Many years ago a brand new server room with its own dedicated HVAC systems being used for electronic home arrest nationwide started having all the machines fail each night every weekend. As you can imagine this was a panic mode situation and they had some of the sysadmins stay overnight. It turns out that the HVAC people despite knowing what it was used for, told the and having in fact been in the room setting up the underfloor programmed the A/C to shut off over the weekend to save electricity. When drama flows downhill from the Feds no-one is happy and the resulting meeting was almost as uncomfortable as the one after Qwest deliberately cut both sides of a fibre ring and then tried to sell us service.
(We later found out Qwest's field people didn't want to cut a different carrier's fibre so they called back to confirm and were told to cut it or not come back in the morning.)
In the 90s, I worked at a little place that was crammed full of PCs and other electronic equipment. It got uncomfortably hot in the summer. A couple of us went around to all the PCs and changed the settings - instead of a screensaver, turn off the monitor after 10 minutes of inactivity. Problem solved. The age of CRTs...
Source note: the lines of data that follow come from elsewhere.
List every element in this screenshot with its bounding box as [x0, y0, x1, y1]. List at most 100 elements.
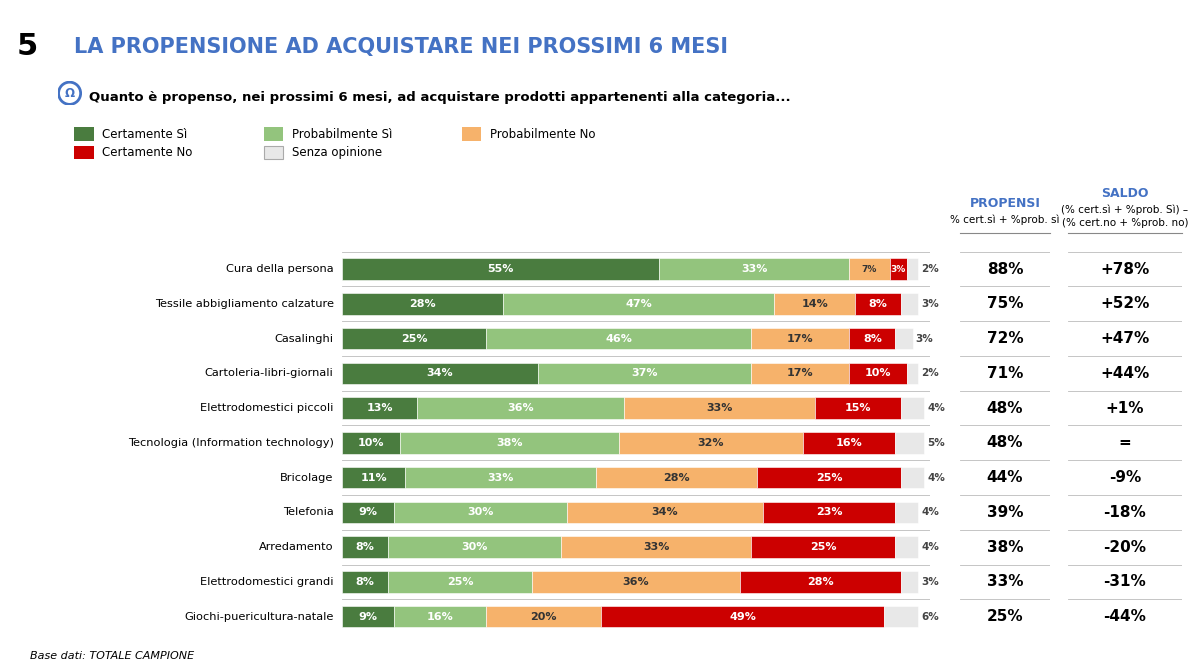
Text: Probabilmente Sì: Probabilmente Sì — [292, 127, 392, 141]
Text: (% cert.no + %prob. no): (% cert.no + %prob. no) — [1062, 219, 1188, 228]
Text: % cert.sì + %prob. sì: % cert.sì + %prob. sì — [950, 214, 1060, 225]
Bar — [406, 467, 595, 488]
Bar — [400, 432, 619, 454]
Text: 15%: 15% — [845, 403, 871, 413]
Text: -31%: -31% — [1104, 574, 1146, 589]
Text: Probabilmente No: Probabilmente No — [490, 127, 595, 141]
Text: -44%: -44% — [1104, 609, 1146, 624]
Bar — [751, 536, 895, 558]
Bar — [342, 432, 400, 454]
Bar — [901, 293, 918, 315]
Text: Certamente No: Certamente No — [102, 146, 192, 159]
Bar — [815, 397, 901, 419]
Text: 34%: 34% — [652, 507, 678, 517]
Bar — [624, 397, 815, 419]
Bar — [895, 502, 918, 523]
Text: 3%: 3% — [922, 299, 940, 309]
Text: Cura della persona: Cura della persona — [226, 264, 334, 274]
Bar — [803, 432, 895, 454]
Text: Bricolage: Bricolage — [281, 472, 334, 482]
Bar — [342, 258, 659, 280]
Bar — [895, 432, 924, 454]
Bar — [895, 327, 913, 350]
Text: Casalinghi: Casalinghi — [275, 333, 334, 344]
Bar — [889, 258, 907, 280]
Bar — [504, 293, 774, 315]
Text: 37%: 37% — [631, 368, 658, 378]
Text: 38%: 38% — [986, 539, 1024, 555]
Bar — [901, 467, 924, 488]
Text: PROPENSI: PROPENSI — [970, 197, 1040, 210]
Text: Arredamento: Arredamento — [259, 542, 334, 552]
Text: 4%: 4% — [922, 507, 940, 517]
Text: 48%: 48% — [986, 401, 1024, 415]
Text: Elettrodomestici grandi: Elettrodomestici grandi — [200, 577, 334, 587]
Text: Quanto è propenso, nei prossimi 6 mesi, ad acquistare prodotti appartenenti alla: Quanto è propenso, nei prossimi 6 mesi, … — [89, 91, 791, 104]
Bar — [901, 571, 918, 592]
Text: 49%: 49% — [730, 612, 756, 622]
Text: 6%: 6% — [922, 612, 940, 622]
Text: +1%: +1% — [1105, 401, 1145, 415]
Bar — [394, 606, 486, 627]
Text: 17%: 17% — [787, 333, 814, 344]
Bar — [774, 293, 856, 315]
Text: Senza opinione: Senza opinione — [292, 146, 382, 159]
Bar — [751, 327, 850, 350]
Text: 25%: 25% — [401, 333, 427, 344]
Text: 16%: 16% — [836, 438, 863, 448]
Text: 5: 5 — [17, 32, 38, 62]
Bar — [751, 362, 850, 384]
Text: Cartoleria-libri-giornali: Cartoleria-libri-giornali — [205, 368, 334, 378]
Bar — [884, 606, 918, 627]
Text: 16%: 16% — [427, 612, 454, 622]
Bar — [342, 571, 388, 592]
Text: 4%: 4% — [922, 542, 940, 552]
Bar — [619, 432, 803, 454]
Bar — [739, 571, 901, 592]
Text: -20%: -20% — [1104, 539, 1146, 555]
Text: 47%: 47% — [625, 299, 653, 309]
Text: 9%: 9% — [359, 507, 378, 517]
Text: 25%: 25% — [446, 577, 474, 587]
Text: 5%: 5% — [928, 438, 944, 448]
Text: 28%: 28% — [808, 577, 834, 587]
Text: LA PROPENSIONE AD ACQUISTARE NEI PROSSIMI 6 MESI: LA PROPENSIONE AD ACQUISTARE NEI PROSSIM… — [74, 37, 728, 57]
Text: 75%: 75% — [986, 297, 1024, 311]
Text: +44%: +44% — [1100, 366, 1150, 381]
Text: SALDO: SALDO — [1102, 187, 1148, 201]
Text: Giochi-puericultura-natale: Giochi-puericultura-natale — [185, 612, 334, 622]
Bar — [850, 327, 895, 350]
Text: 23%: 23% — [816, 507, 842, 517]
Text: 7%: 7% — [862, 264, 877, 274]
Text: 88%: 88% — [986, 262, 1024, 276]
Text: 11%: 11% — [360, 472, 388, 482]
Bar — [538, 362, 751, 384]
Text: 25%: 25% — [986, 609, 1024, 624]
Text: 3%: 3% — [916, 333, 934, 344]
Text: 32%: 32% — [697, 438, 724, 448]
Bar — [416, 397, 624, 419]
Bar — [342, 327, 486, 350]
Text: 33%: 33% — [487, 472, 514, 482]
Text: 3%: 3% — [890, 264, 906, 274]
Text: 25%: 25% — [816, 472, 842, 482]
Bar — [342, 606, 394, 627]
Bar — [856, 293, 901, 315]
Text: 4%: 4% — [928, 403, 944, 413]
Text: -9%: -9% — [1109, 470, 1141, 485]
Bar — [595, 467, 757, 488]
Text: +52%: +52% — [1100, 297, 1150, 311]
Text: 9%: 9% — [359, 612, 378, 622]
Bar — [486, 327, 751, 350]
Text: 44%: 44% — [986, 470, 1024, 485]
Bar — [850, 362, 907, 384]
Text: 10%: 10% — [865, 368, 892, 378]
Bar — [901, 397, 924, 419]
Bar — [388, 571, 533, 592]
Text: =: = — [1118, 435, 1132, 450]
Text: 30%: 30% — [462, 542, 487, 552]
Text: 34%: 34% — [427, 368, 454, 378]
Text: Tessile abbigliamento calzature: Tessile abbigliamento calzature — [155, 299, 334, 309]
Bar — [757, 467, 901, 488]
Text: 30%: 30% — [467, 507, 493, 517]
The building was like many bank buildings, 4-5 stories, all glass exterior, off a busy main road. In particular, this building was parallel to the busy main road.
Turns out, the busy main road was perpendicular to another road, which lined up almost perfectly with the datacenter on the first floor. One Saturday night, a drunk driver ran the stop sign on the side street, blasted through the field leading up the datacenter, and drove their truck straight into the building, right through the offices surrounding the main server room. The force of the crash blew bricks across the room in all directions and missed the raised floor by maybe 3 meters.
Surprisingly, nothing went down. The datacenter now has "bulletproof" glass on that portion of the exterior, poles installed into the ground in front of the glass, and an earth berm raised above the road.
The sysadmins found the truck grill inside one of the offices under a desk. They kept it and hung it on the wall as a reminder to plan for any sort of disaster.